Millions of aspirin users may soon be able to pop the wonder pill without worrying about heartburn, a nasty side-effect that can come with regular use of the drug.

Pozen Inc, a U.S. pharmaceutical company, on Thursday said its experimental therapy helped significantly reduce stomach ulcers in long-term aspirin users, like those with heart problems.

In use for more than two centuries now, aspirin has become synonymous with pain relief. The drug is also indicated to reduce symptoms of fatal diseases such as strokes, heart attacks and rheumatology disorders.

About 50 million Americans use aspirin regularly for cardiovascular disease prevention, according to Pozen's website.

The company's oral, once-daily drug is a combination of aspirin and AstraZeneca's prilosec, a commonly used heartburn drug.

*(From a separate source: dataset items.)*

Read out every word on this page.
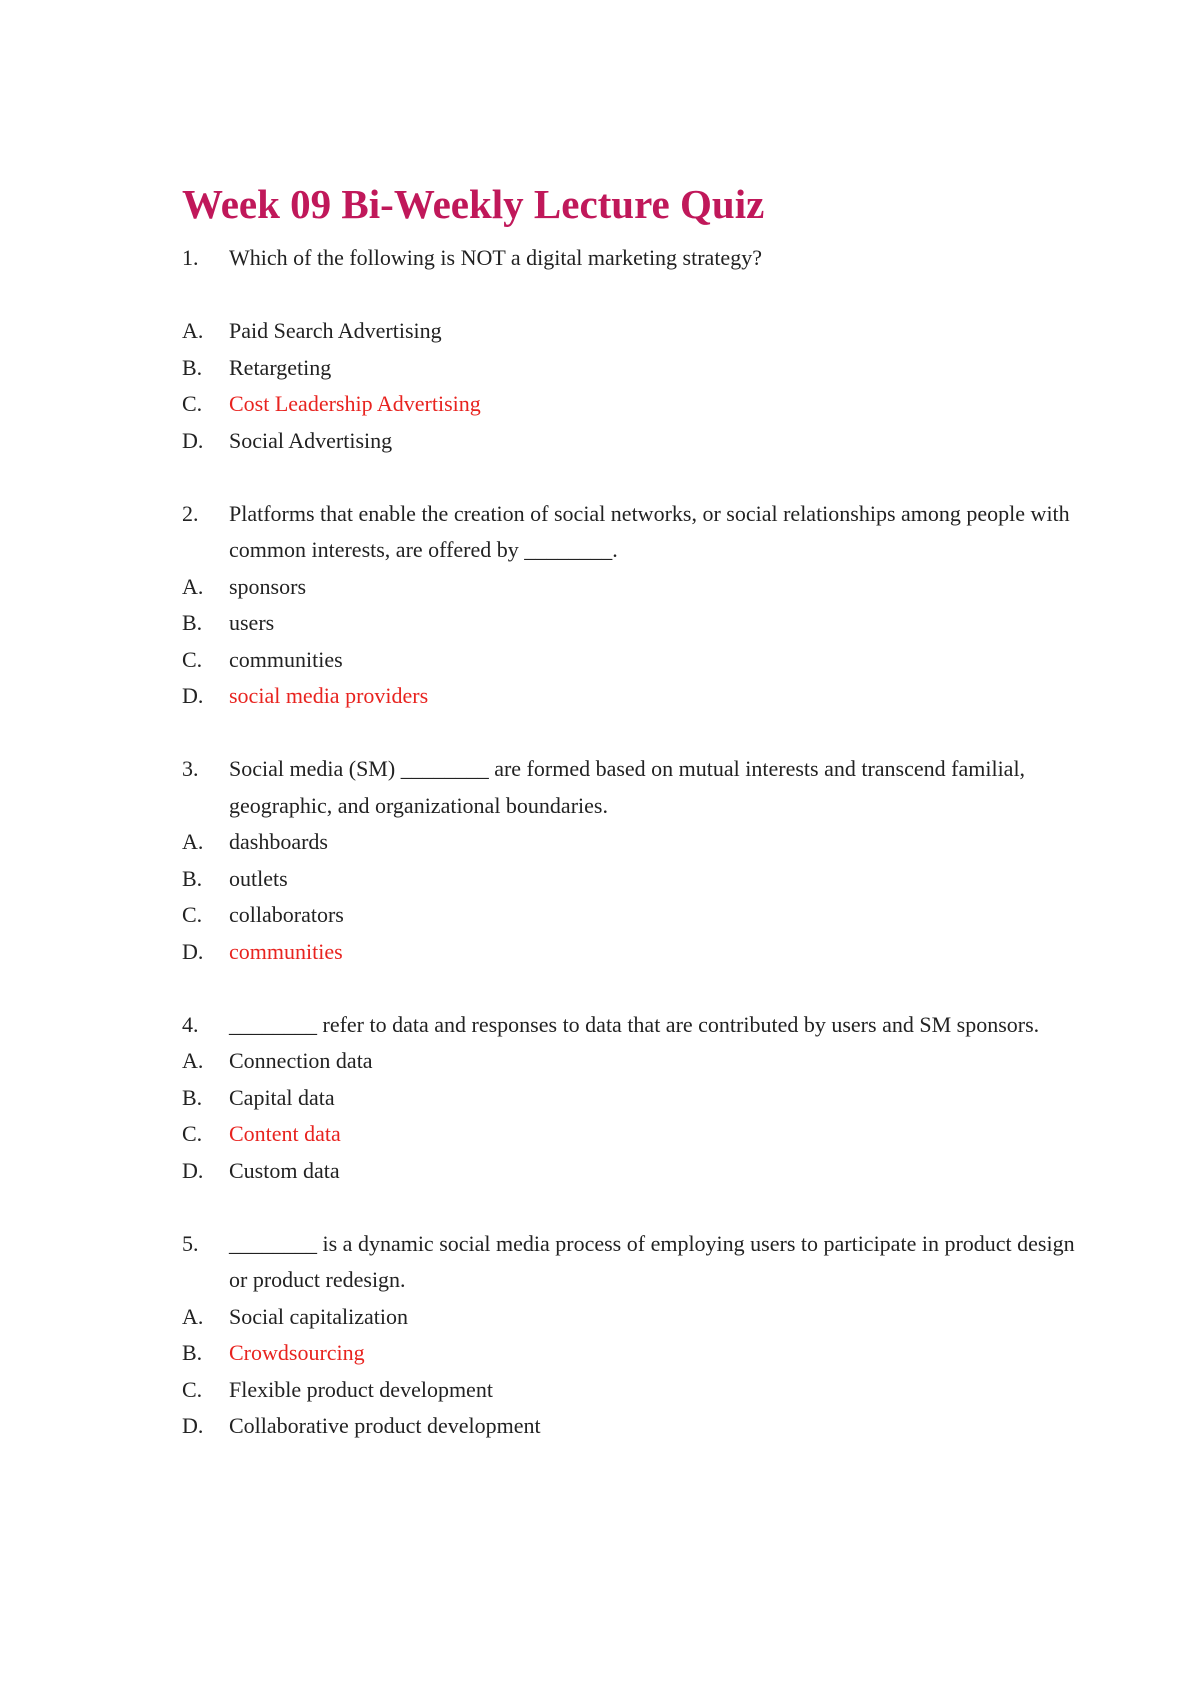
Week 09 Bi-Weekly Lecture Quiz
1.	Which of the following is NOT a digital marketing strategy?
A.	Paid Search Advertising
B.	Retargeting
C.	Cost Leadership Advertising
D.	Social Advertising
2.	Platforms that enable the creation of social networks, or social relationships among people with common interests, are offered by ________.
A.	sponsors
B.	users
C.	communities
D.	social media providers
3.	Social media (SM) ________ are formed based on mutual interests and transcend familial, geographic, and organizational boundaries.
A.	dashboards
B.	outlets
C.	collaborators
D.	communities
4.	________ refer to data and responses to data that are contributed by users and SM sponsors.
A.	Connection data
B.	Capital data
C.	Content data
D.	Custom data
5.	________ is a dynamic social media process of employing users to participate in product design or product redesign.
A.	Social capitalization
B.	Crowdsourcing
C.	Flexible product development
D.	Collaborative product development
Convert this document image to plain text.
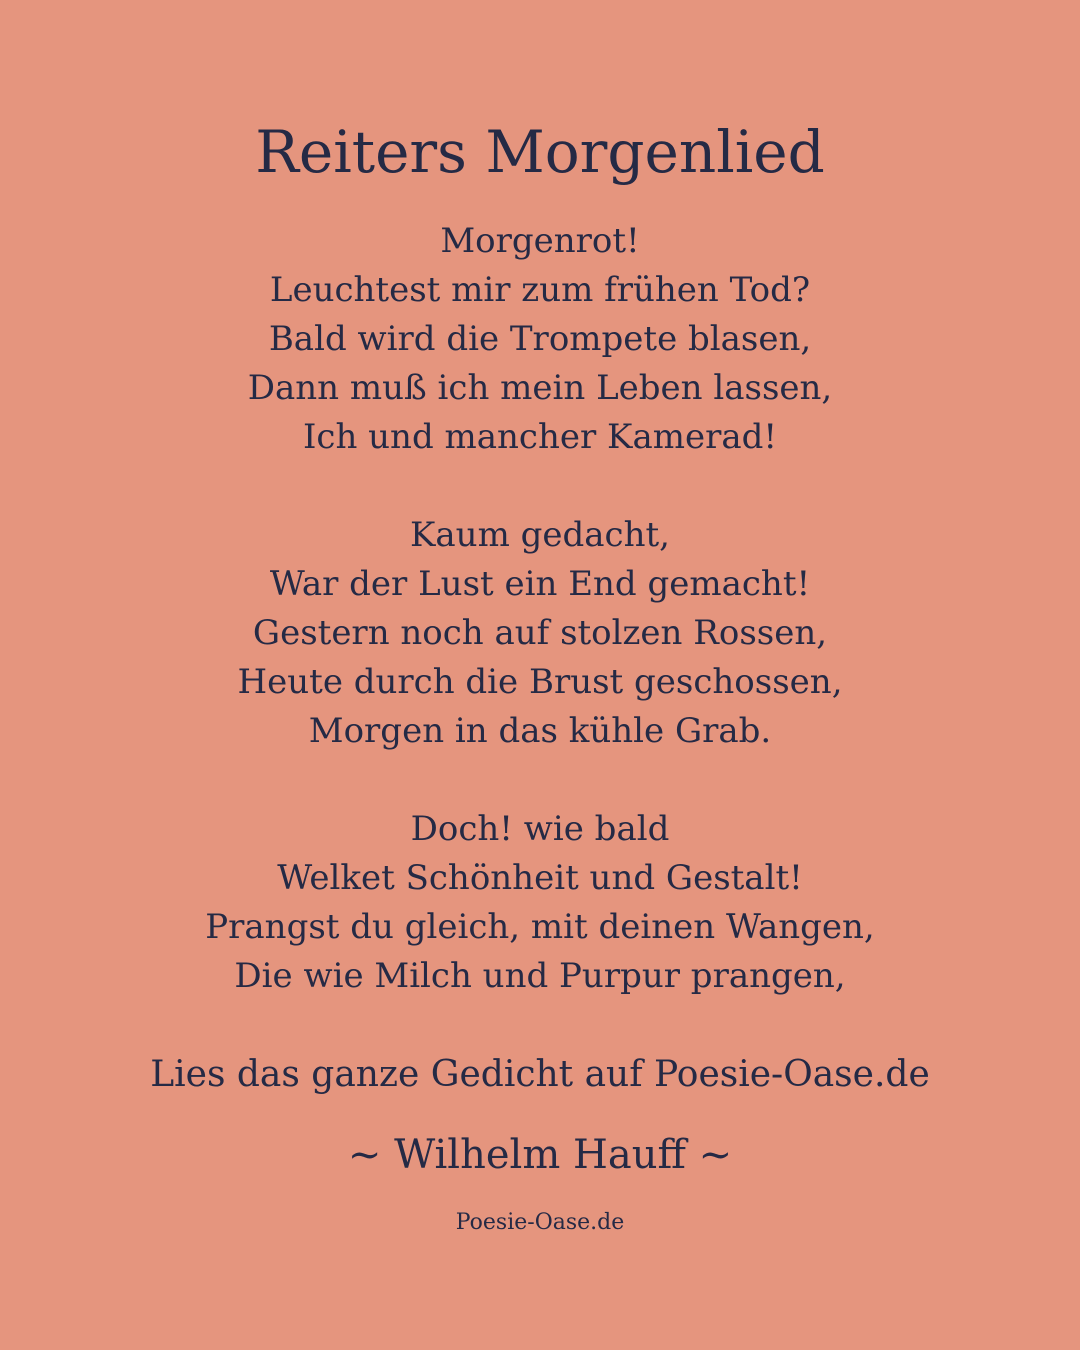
Reiters Morgenlied
Morgenrot!
Leuchtest mir zum frühen Tod?
Bald wird die Trompete blasen,
Dann muß ich mein Leben lassen,
Ich und mancher Kamerad!
Kaum gedacht,
War der Lust ein End gemacht!
Gestern noch auf stolzen Rossen,
Heute durch die Brust geschossen,
Morgen in das kühle Grab.
Doch! wie bald
Welket Schönheit und Gestalt!
Prangst du gleich, mit deinen Wangen,
Die wie Milch und Purpur prangen,
Lies das ganze Gedicht auf Poesie-Oase.de
~ Wilhelm Hauff ~
Poesie-Oase.de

The Chapel Hill, North Carolina-based company said it plans to file for marketing approval for the drug with the U.S. Food and Drug administration in the third quarter of 2012.

The drug showed significant reduction in the cumulative incidence of gastric ulcers compared with 325 mg delayed-release aspirin in two late-stage studies.

The studies were conducted on 1,049 patients, who had been taking aspirin for at least three months to prevent cardiovascular problems and were at risk of developing ulcers.